Kidney Res Clin Pract > Volume 42(4); 2023 > Article
Lee, Choi, Song, and Kim: Antineutrophil cytoplasmic antibody-associated vasculitis presenting as kidney rupture and gonadal artery hemorrhage
A 70-year-old man was transferred to our department of nephrology for the evaluation of persistent fever and azotemia. He has been treated with anti-tuberculous (Tb) medication for Tb pleurisy in recent weeks. The laboratory findings at transfer were as follows: white blood cells, 25,030/mm3; hemoglobin, 11.8 g/dL; platelets, 545,000/mm3; C-reactive protein, 13 mg/dL; protein/albumin, 6.1/2.6 g/dL; blood urea nitrogen, 28 mg/dL; and creatinine, 2.06 mg/dL. Urinalysis showed both proteinuria (4+) and hematuria (4+). Serologic markers including immunoglobulin and complements were within normal range, except that myeloperoxidase anti-neutrophil cytoplasmic antibody (ANCA) was positive. On suspicion of ANCA vasculitis, 500-mg methylprednisolone was administered. While planning renal biopsy, the patient complained of severe right flank pain, and his hemoglobin level decreased from 11 to 7 g/dL. Abdominopelvic computed tomography showed kidney rupture with a subcapsular hematoma, and renal angiography revealed innumerous punctate contrast staining and a minute leak in the vascular bed of right renal artery (Fig. 1); total embolization of the right renal artery was thus performed. After 2 days, a decrease in hemoglobin to 2.5 g/dL occurred. A focal contrast extravasation arising from the right gonadal artery was seen on further abdominal aortography; this culprit vascular branch was embolized again (Fig. 2). Thereafter, right nephrectomy with hematoma evacuation was done. Macroscopically, the excised kidney revealed diffuse hemorrhagic infarct, and microscopically showed total ischemic necrosis with suspected diffuse vasculitis (Fig. 3). Under a diagnosis of microscopic polyangiitis based on serology and histology, steroid, intravenous immunoglobulin, plasmapheresis, and continuous renal replacement therapy were applied. Taking cyclophosphamide after stabilization, he recovered enough to survive without dialysis. Creatinine level was around 2 mg/dL prior to discharge.
ANCA-associated vasculitis mainly involves small blood vessels, but can also rarely involve the middle arteries, which may be fatal if diagnosis and treatment are delayed. In the case of fever of unknown origin and renal impairment, this type of vasculitis should be considered in differential diagnosis.


Conflicts of interest

All authors have no conflicts of interest to declare.

Data sharing statement

The data presented in this study are available on request from the corresponding author.

Authors’ contributions

Writing–original draft: HSL

Writing–review & editing: MJC, IHS, SMK

All authors read and approved the final manuscript.

Figure 1.

Abdominopelvic computed tomography and right renal angiography.

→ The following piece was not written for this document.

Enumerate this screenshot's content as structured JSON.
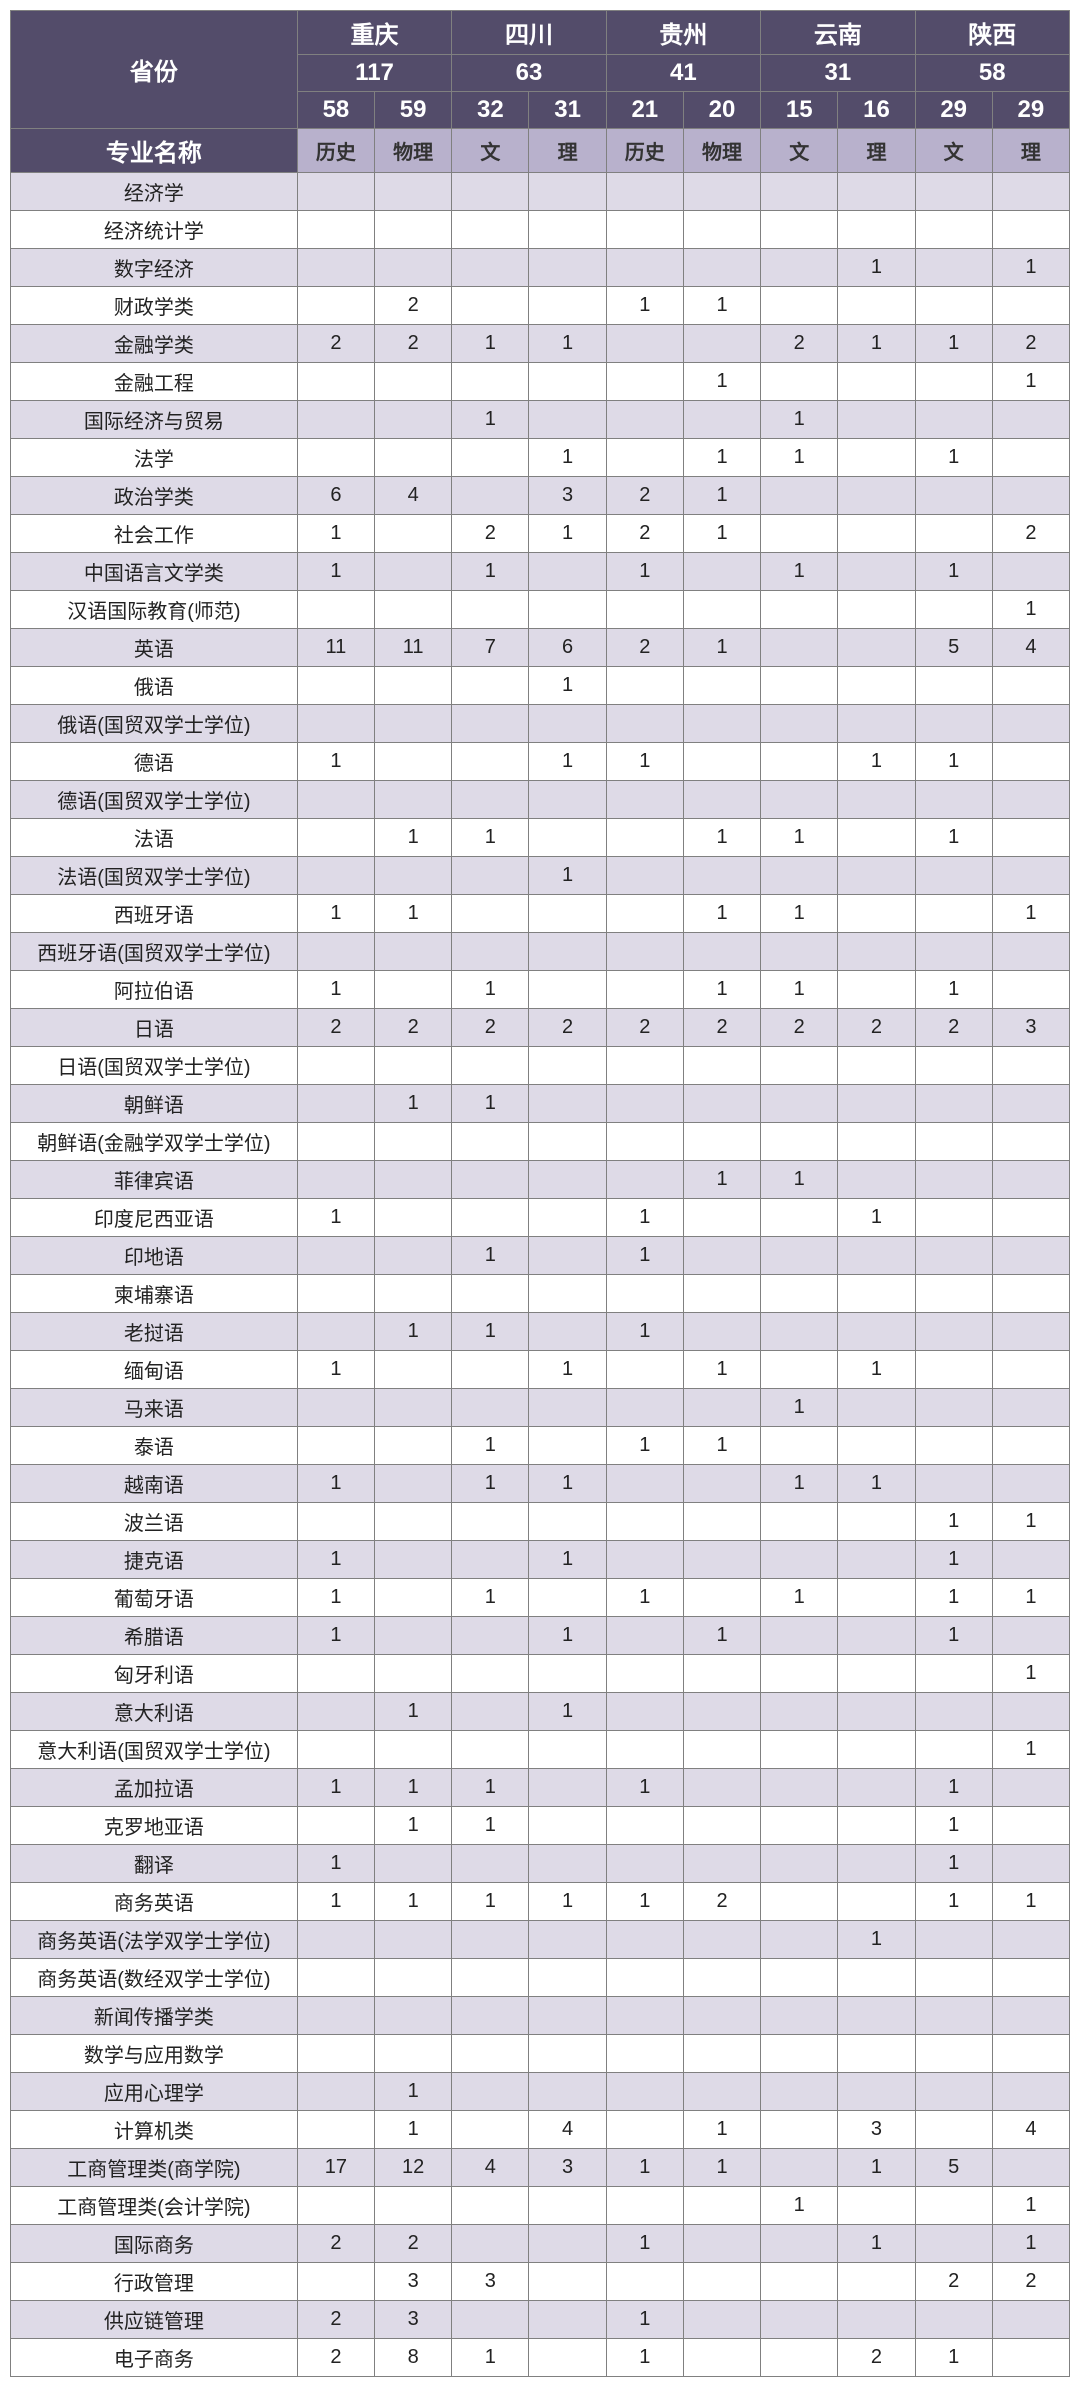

(A) Nonenhanced computed tomography shows kidney rupture with a large subcapsular hematoma (arrows) in the right kidney. (B) Right renal angiography reveals contrast extravasation (arrow) from a branch of the upper polar area and innumerous punctate staining throughout the renal vascular bed.
Figure 2.

Abdominal aortography.

(A) Abdominal aortogram shows focal contrast extravasation (arrow). (B) The culprit branch arose from the right gonadal artery (arrows) and was embolized with an n-butyl-2-cyanoacrylate and lipiodol mixture.
Figure 3.

Macroscopic and microscopic features of the excised kidney.

(A) Macroscopically, sectioned surfaces of the kidney exhibited diffuse hemorrhagic infarct. (B) Microphotograph of the kidney shows total ischemic necrosis (H&E stain, ×100).